Saturday, August 1, 2020

A whole new world


So I am half a month into my new job and what a huge eye opener it has been.   The very nature of social work is demanding and intense and then you add the element of homelessness and addiction the time of a world wide pandemic and it’s a mindf*ck of note.


I have realized there is so much I don’t know and need to learn but I am also reminded I am good with people.  I like people!  I am good at building trust and relationship and being sincere and non judgmental.  Apart from the obvious stuff I need to learn like SASSA grants and acts & laws I need to learn the nature and culture of homelessness and addiction.  They seem to go hand in hand.  I also need to learn to be less trusting and use my head more and my heart less.  Jo & I just want to love people and help so we don’t always listen to our gut.  She is better than me at discerning but her heart too directs her hands and feet.  We want to believe them, we want to trust.  Nicolene the previous social worker has a super sharp BS detector, mine needs a great deal of work. 
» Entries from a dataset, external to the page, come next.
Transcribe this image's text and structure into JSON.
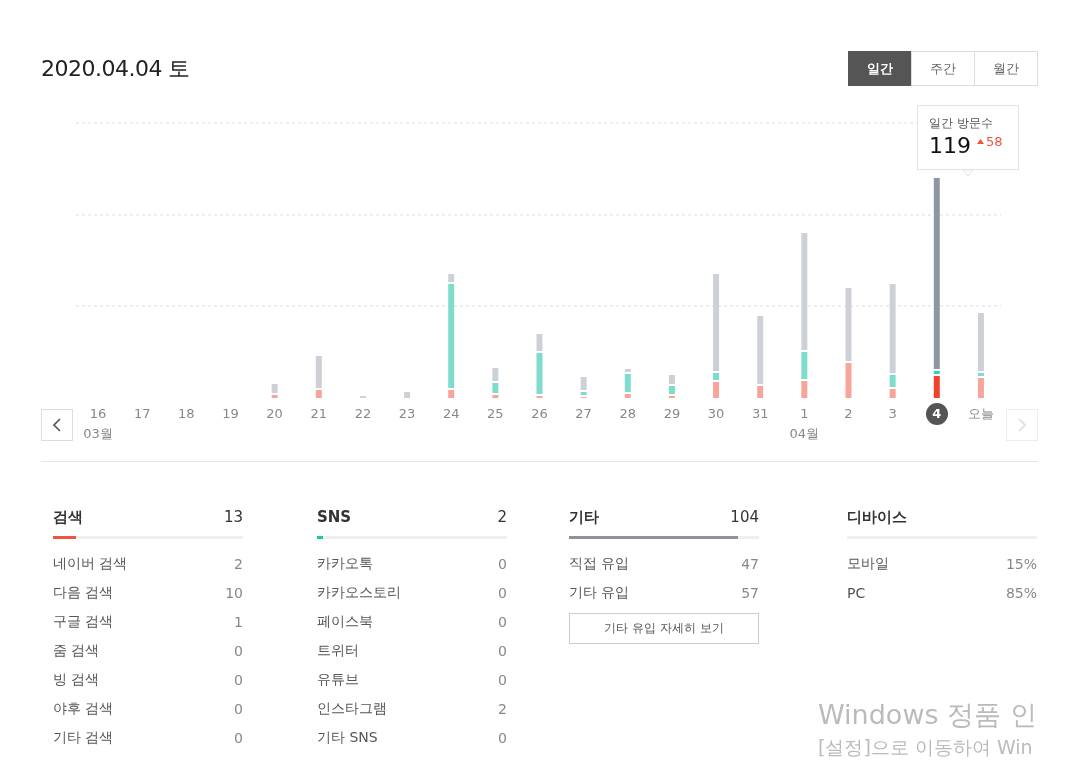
{
  "date_title": "2020.04.04 토",
  "period_tabs": [
    {
      "label": "일간",
      "selected": true
    },
    {
      "label": "주간",
      "selected": false
    },
    {
      "label": "월간",
      "selected": false
    }
  ],
  "tooltip": {
    "label": "일간 방문수",
    "value": "119",
    "change": "58"
  },
  "days": [
    {
      "label": "16",
      "selected": false,
      "month": "03월"
    },
    {
      "label": "17",
      "selected": false
    },
    {
      "label": "18",
      "selected": false
    },
    {
      "label": "19",
      "selected": false
    },
    {
      "label": "20",
      "selected": false
    },
    {
      "label": "21",
      "selected": false
    },
    {
      "label": "22",
      "selected": false
    },
    {
      "label": "23",
      "selected": false
    },
    {
      "label": "24",
      "selected": false
    },
    {
      "label": "25",
      "selected": false
    },
    {
      "label": "26",
      "selected": false
    },
    {
      "label": "27",
      "selected": false
    },
    {
      "label": "28",
      "selected": false
    },
    {
      "label": "29",
      "selected": false
    },
    {
      "label": "30",
      "selected": false
    },
    {
      "label": "31",
      "selected": false
    },
    {
      "label": "1",
      "selected": false,
      "month": "04월"
    },
    {
      "label": "2",
      "selected": false
    },
    {
      "label": "3",
      "selected": false
    },
    {
      "label": "4",
      "selected": true
    },
    {
      "label": "오늘",
      "selected": false
    }
  ],
  "next_disabled": true,
  "groups": [
    {
      "title": "검색",
      "total": "13",
      "level": 0.12,
      "color": "#f2533f",
      "rows": [
        {
          "label": "네이버 검색",
          "value": "2"
        },
        {
          "label": "다음 검색",
          "value": "10"
        },
        {
          "label": "구글 검색",
          "value": "1"
        },
        {
          "label": "줌 검색",
          "value": "0"
        },
        {
          "label": "빙 검색",
          "value": "0"
        },
        {
          "label": "야후 검색",
          "value": "0"
        },
        {
          "label": "기타 검색",
          "value": "0"
        }
      ]
    },
    {
      "title": "SNS",
      "total": "2",
      "level": 0.03,
      "color": "#1fc8a8",
      "rows": [
        {
          "label": "카카오톡",
          "value": "0"
        },
        {
          "label": "카카오스토리",
          "value": "0"
        },
        {
          "label": "페이스북",
          "value": "0"
        },
        {
          "label": "트위터",
          "value": "0"
        },
        {
          "label": "유튜브",
          "value": "0"
        },
        {
          "label": "인스타그램",
          "value": "2"
        },
        {
          "label": "기타 SNS",
          "value": "0"
        }
      ]
    },
    {
      "title": "기타",
      "total": "104",
      "level": 0.89,
      "color": "#8e939b",
      "rows": [
        {
          "label": "직접 유입",
          "value": "47"
        },
        {
          "label": "기타 유입",
          "value": "57"
        }
      ],
      "button": "기타 유입 자세히 보기"
    },
    {
      "title": "디바이스",
      "rows": [
        {
          "label": "모바일",
          "value": "15%"
        },
        {
          "label": "PC",
          "value": "85%"
        }
      ]
    }
  ],
  "windows_notice": {
    "title": "Windows 정품 인",
    "subtitle": "[설정]으로 이동하여 Win"
  }
}
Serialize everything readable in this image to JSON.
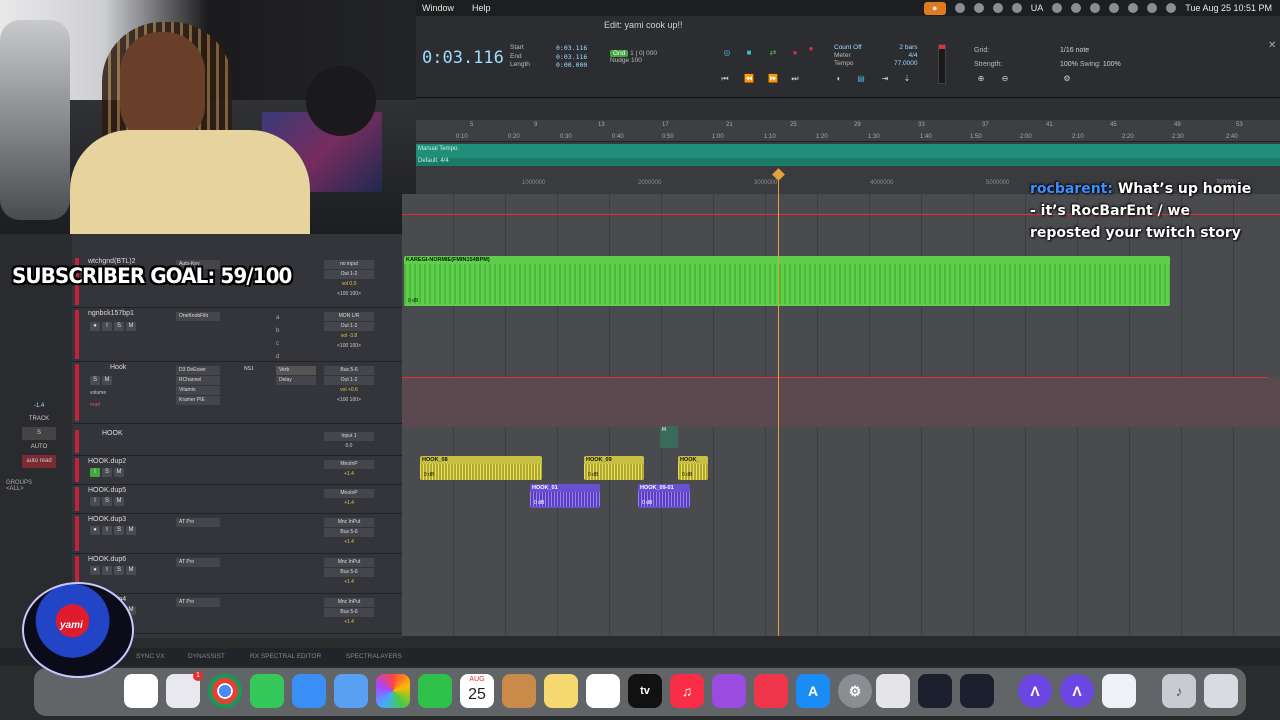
{
  "menubar": {
    "items": [
      "Window",
      "Help"
    ],
    "right": {
      "lang": "UA",
      "datetime": "Tue Aug 25  10:51 PM"
    }
  },
  "window_title": "Edit: yami cook up!!",
  "transport": {
    "main_counter": "0:03.116",
    "sel_labels": [
      "Start",
      "End",
      "Length"
    ],
    "sel_values": [
      "0:03.116",
      "0:03.116",
      "0:00.000"
    ],
    "grid_badge": "Grid",
    "grid_value": "1 | 0| 000",
    "nudge_label": "Nudge",
    "nudge_value": "100",
    "count_off": "Count Off",
    "meter_label": "Meter",
    "tempo_label": "Tempo",
    "bars": "2 bars",
    "meter_value": "4/4",
    "tempo_value": "77.0000",
    "grid_setting_label": "Grid:",
    "grid_note": "1/16 note",
    "strength_label": "Strength:",
    "strength_value": "100%",
    "swing_label": "Swing:",
    "swing_value": "100%"
  },
  "rulers": {
    "minsec_ticks": [
      "0:10",
      "0:20",
      "0:30",
      "0:40",
      "0:50",
      "1:00",
      "1:10",
      "1:20",
      "1:30",
      "1:40",
      "1:50",
      "2:00",
      "2:10",
      "2:20",
      "2:30",
      "2:40"
    ],
    "bar_ticks": [
      "5",
      "9",
      "13",
      "17",
      "21",
      "25",
      "29",
      "33",
      "37",
      "41",
      "45",
      "49",
      "53"
    ],
    "tempo_label": "Manual Tempo: ",
    "meter_label": "Default: 4/4",
    "samples_ticks": [
      "1000000",
      "2000000",
      "3000000",
      "4000000",
      "5000000",
      "7000000"
    ]
  },
  "chat": {
    "user": "rocbarent:",
    "message": "What’s up homie - it’s RocBarEnt / we reposted your twitch story"
  },
  "overlay": {
    "subscriber_goal": "SUBSCRIBER GOAL: 59/100",
    "logo_text": "yami"
  },
  "left_panel": {
    "value": "-1.4",
    "track_label": "TRACK",
    "s": "S",
    "auto_label": "AUTO",
    "auto_mode": "auto read",
    "groups_label": "GROUPS",
    "groups_all": "<ALL>"
  },
  "tracks": [
    {
      "name": "wtchgnd(BTL)2",
      "inserts": [
        "Auto-Key"
      ],
      "io": [
        "no input",
        "Out 1-2"
      ],
      "vol": "vol  0.0",
      "pan": "<100  100>"
    },
    {
      "name": "ngnbck157bp1",
      "inserts": [
        "OneKnobFiltr"
      ],
      "io": [
        "MON L/R",
        "Out 1-2"
      ],
      "vol": "vol  -3.8",
      "pan": "<100  100>"
    },
    {
      "name": "Hook",
      "inserts": [
        "D3 DeEsser",
        "RChannel",
        "Vitamin",
        "Kramer PIE"
      ],
      "sends": [
        "Verb",
        "Delay"
      ],
      "io": [
        "Bus 5-6",
        "Out 1-2"
      ],
      "vol": "vol  +0.6",
      "pan": "<100  100>",
      "auto": "volume",
      "mode": "read",
      "ns": "NS1"
    },
    {
      "name": "HOOK",
      "io": [
        "Input 1",
        "Bs5-6"
      ],
      "vol": "0.0"
    },
    {
      "name": "HOOK.dup2",
      "io": [
        "MnoInP",
        "Bs5-6"
      ],
      "vol": "+1.4"
    },
    {
      "name": "HOOK.dup5",
      "io": [
        "MnoInP",
        "Bs5-6"
      ],
      "vol": "+1.4"
    },
    {
      "name": "HOOK.dup3",
      "inserts": [
        "AT Pro"
      ],
      "io": [
        "Mnc InPut",
        "Bus 5-6"
      ],
      "vol": "+1.4"
    },
    {
      "name": "HOOK.dup6",
      "inserts": [
        "AT Pro"
      ],
      "io": [
        "Mnc InPut",
        "Bus 5-6"
      ],
      "vol": "+1.4"
    },
    {
      "name": "HOOK.dup4",
      "inserts": [
        "AT Pro"
      ],
      "io": [
        "Mnc InPut",
        "Bus 5-6"
      ],
      "vol": "+1.4"
    }
  ],
  "clips": {
    "beat": {
      "name": "KAREGI-NORMIE(FMIN154BPM)",
      "db": "0 dB"
    },
    "hook_small": "H",
    "hook1": {
      "name": "HOOK_08",
      "db": "0 dB"
    },
    "hook2": {
      "name": "HOOK_09",
      "db": "0 dB"
    },
    "hook3": {
      "name": "HOOK_",
      "db": "0 dB"
    },
    "hook4": {
      "name": "HOOK_01",
      "db": "0 dB"
    },
    "hook5": {
      "name": "HOOK_09-01",
      "db": "0 dB"
    }
  },
  "plugin_bar": [
    "SYNC VX",
    "DYNASSIST",
    "RX SPECTRAL EDITOR",
    "SPECTRALAYERS"
  ],
  "dock": {
    "calendar_month": "AUG",
    "calendar_day": "25",
    "badges": [
      "1"
    ],
    "tv_label": "tv"
  }
}
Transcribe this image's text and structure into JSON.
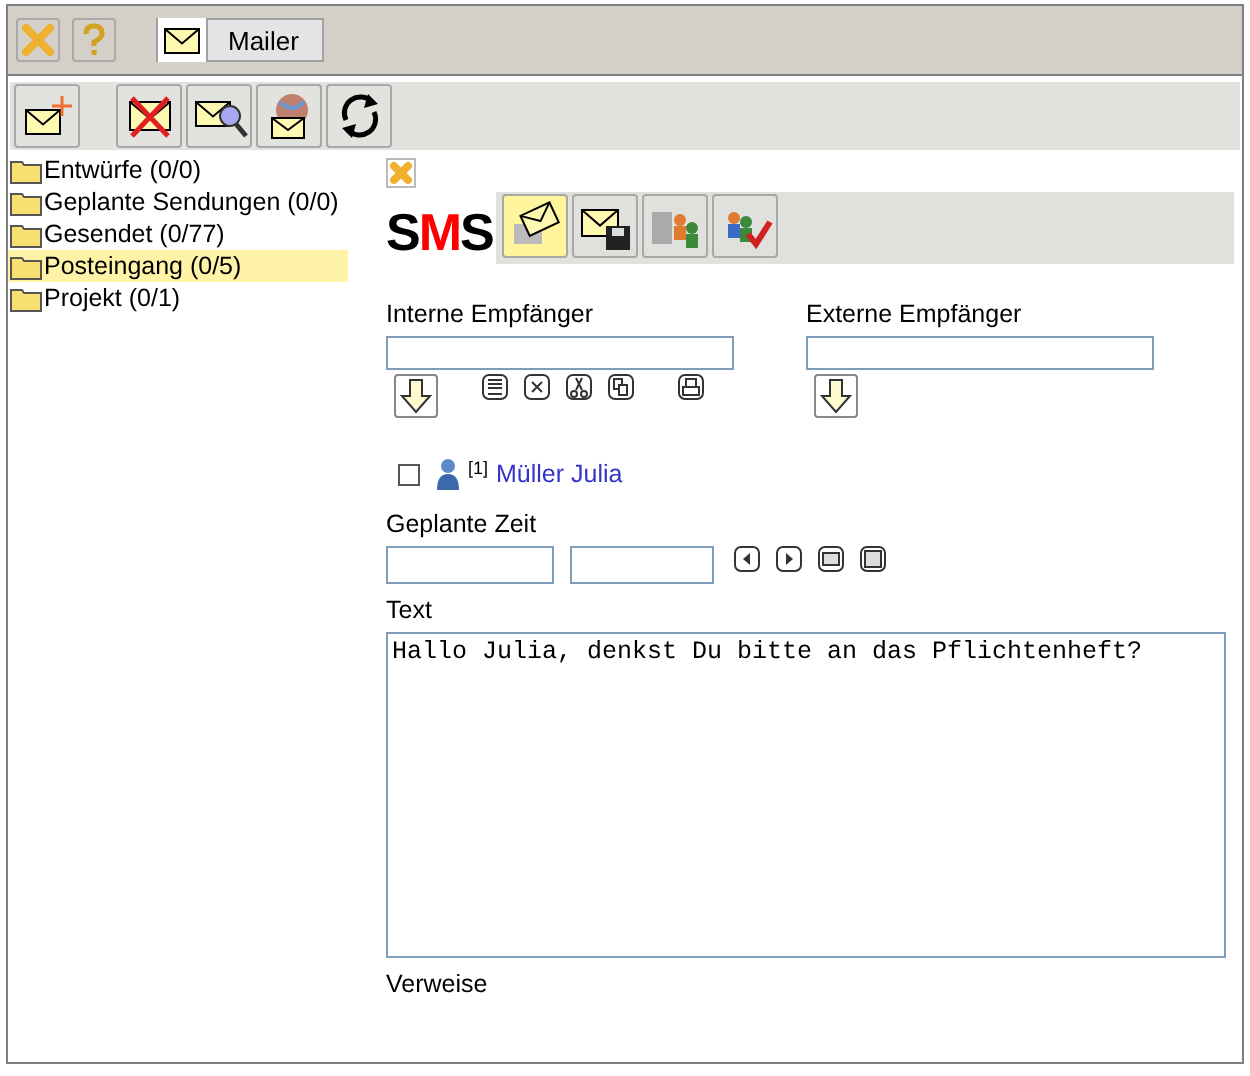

                                            (pic not of an actual client as we respect their privacy)

 

I am learning everyone’s names and stories and love walking in and greeting everyone in our extended family.  I am so proud of the steps they take as they try to get back on their feet, and then saddened when they self sabotage.  I have so many ideas I want to implement but I need to take it slow and get familiar with each family and their story.  Everyone has strengths and talents and I want to help them find out what those are and develop them.  I want to try and teach them to be cycle breakers so all these gorgeous little kids we have staying there choose a different path one day.  I feel privileged and grateful to meet people whose lives are so very different from mine.  My problems and stress are big and real to me as theirs are to them.  I do not compare and although I am grateful, I do not feel guilty for all I have.  We are connected by our humanity and this time and place.


 


My work is all consuming.  I think about them at night and when I wake up in the morning.  Yes I know I need boundaries, I will get there.  I will learn to balance my personal life and my work life.   I will make mistakes and errors of judgment for sure but I will never be cynical.  I will work hard and I will love hard.  The day before I started work I was so incredibly nervous I wanted to vomit.  I was walking outside in my potted garden in my courtyard and I went to my Pops plant for a chat.  It’s this beautiful jasmine plant I asked him to buy me for Christmas when he had cancer.  He was diagnosed in that August and every time I prayed for him or thought about him I would smell jasmine and there would be a bush somewhere close by.  So there I am talking to my late father in the form of this beautiful plant just starting to blossom as one generally does.  “Dad what would you say to me right now?” 

“Just do your best my girl, that is all you can do.”

Very Pops right?   Simple and true words that made me feel calmer.


So now I go to work and it’s busy and messy and intense and hard and my dystonia is pretty bad from stress but I just do my best, because that is all I can really do.